Harding appointed Charles Forbes, a political friend with experience in construction, as the first head of the Veterans’ Bureau. Forbes was in charge of building and supplying dozens of new hospitals for veterans in major cities throughout the country. With government picking up the tab Forbes accepted high noncompetitive bids from two construction companies, which kicked back to Forbes some of their profits from building the hospitals. Forbes also made money by personally buying cheap land in different cities and then selling that land at jacked-up prices as sites for the new hospitals. He made further profits through a middleman by buying and selling supplies—sheets, towels, and gauze, for example—for the new hospitals. Neither Congress nor Harding gave much scrutiny to Forbes because they had not funded the Veterans’ Bureau from their own money, but rather from the taxpayers’ money.
When Forbes’s chicanery came to light Harding fired him, and Forbes spent two years in prison—but not before hundreds of millions of dollars had been added to the national debt. Even if Congress had simply given medical cards to veterans for use at existing hospitals, the costs would have dropped sharply.

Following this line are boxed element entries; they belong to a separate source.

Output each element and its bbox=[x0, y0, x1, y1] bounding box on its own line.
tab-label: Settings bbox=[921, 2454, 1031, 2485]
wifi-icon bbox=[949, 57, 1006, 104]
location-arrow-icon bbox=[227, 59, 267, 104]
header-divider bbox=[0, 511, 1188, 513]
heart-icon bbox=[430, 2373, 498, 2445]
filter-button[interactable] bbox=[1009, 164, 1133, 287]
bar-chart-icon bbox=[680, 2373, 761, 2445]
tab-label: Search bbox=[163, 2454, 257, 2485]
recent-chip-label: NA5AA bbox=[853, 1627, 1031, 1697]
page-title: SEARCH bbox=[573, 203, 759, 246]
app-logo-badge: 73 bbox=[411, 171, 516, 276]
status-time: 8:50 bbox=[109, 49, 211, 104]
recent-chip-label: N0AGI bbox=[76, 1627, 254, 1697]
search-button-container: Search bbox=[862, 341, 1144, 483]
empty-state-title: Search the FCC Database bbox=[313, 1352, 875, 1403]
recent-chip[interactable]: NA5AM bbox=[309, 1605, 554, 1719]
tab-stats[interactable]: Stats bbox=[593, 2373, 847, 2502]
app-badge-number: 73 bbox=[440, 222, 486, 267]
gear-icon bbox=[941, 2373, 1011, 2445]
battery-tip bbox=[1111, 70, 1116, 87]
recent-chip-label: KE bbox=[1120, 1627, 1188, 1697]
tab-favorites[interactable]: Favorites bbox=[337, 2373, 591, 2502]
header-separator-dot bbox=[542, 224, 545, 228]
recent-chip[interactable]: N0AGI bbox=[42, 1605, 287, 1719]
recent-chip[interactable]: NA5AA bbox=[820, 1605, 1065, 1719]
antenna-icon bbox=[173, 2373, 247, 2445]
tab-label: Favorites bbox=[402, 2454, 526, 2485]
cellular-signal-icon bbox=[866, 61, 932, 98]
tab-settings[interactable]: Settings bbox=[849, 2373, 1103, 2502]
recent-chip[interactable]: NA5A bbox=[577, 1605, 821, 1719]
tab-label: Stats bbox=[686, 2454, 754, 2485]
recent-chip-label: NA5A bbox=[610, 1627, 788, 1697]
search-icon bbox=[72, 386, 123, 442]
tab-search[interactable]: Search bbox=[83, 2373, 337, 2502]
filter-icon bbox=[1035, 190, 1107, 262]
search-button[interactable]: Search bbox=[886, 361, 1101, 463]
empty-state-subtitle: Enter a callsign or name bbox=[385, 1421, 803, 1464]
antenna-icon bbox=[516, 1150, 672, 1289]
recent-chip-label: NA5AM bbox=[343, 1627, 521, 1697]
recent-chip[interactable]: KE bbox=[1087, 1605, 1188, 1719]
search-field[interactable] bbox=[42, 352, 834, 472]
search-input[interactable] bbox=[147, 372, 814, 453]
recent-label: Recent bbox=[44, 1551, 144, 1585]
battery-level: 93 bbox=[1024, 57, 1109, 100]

Harding’s second scandal, the Teapot Dome affair, also occurred because the federal government inserted itself in economic matters usually left to free markets. Land in the Midwest, for example, was sold or given to farmers by various federal land acts. In the West, however, Congress decided to keep under federal control valuable oil land in Elk Hills, California, and Teapot Dome, Wyoming, rather than sell it to oil companies at auction. Albert Fall, Harding’s secretary of the interior, decided to lease some of the federal oil land in noncompetitive bids to Edward Doheny (at Elk Hills) and Harry Sinclair (at Teapot Dome).

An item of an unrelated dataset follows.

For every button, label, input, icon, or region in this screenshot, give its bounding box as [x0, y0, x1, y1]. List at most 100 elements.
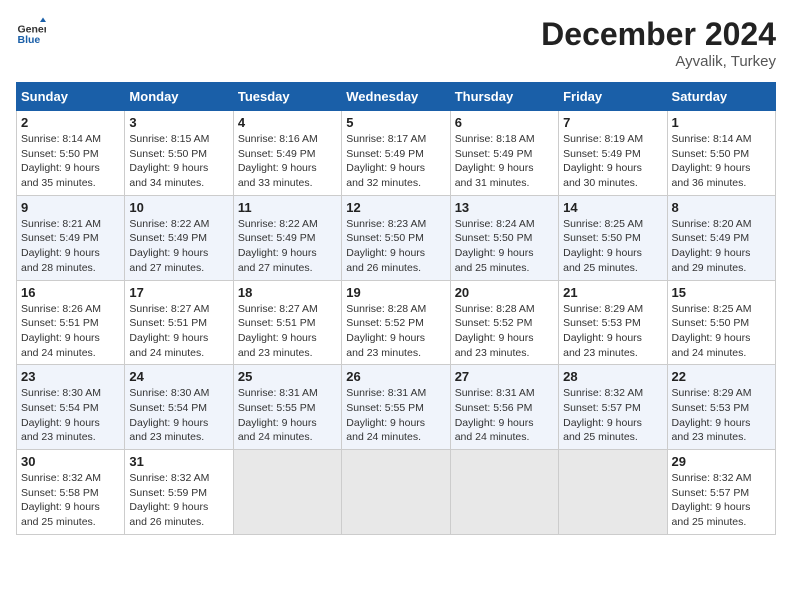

Congress decided to investigate these strange leases and discovered that a suddenly rich Albert Fall had received a $100,000 “loan” from Edward Doheny and “an undetermined number of Liberty bonds from Sinclair.” At trial Fall did not provide illumination; instead he testified, “I decline . . . to answer any questions on the ground[s] that it may tend to incriminate me.” As a result Fall went to jail for a year and was slapped with a $100,000 fine.
How then should we assess Harding’s presidency—which launched an economic boom but which also saw two major scandals? We can say Harding was successful when he slashed the role of government through cuts in federal spending and in tax rates. And we can say he failed when he expanded the role of government by creating a Veterans’ Bureau and by maintaining federal control of western oil lands. Harding is an underrated president because he is being ranked by those who overrate the capabilities of the federal government.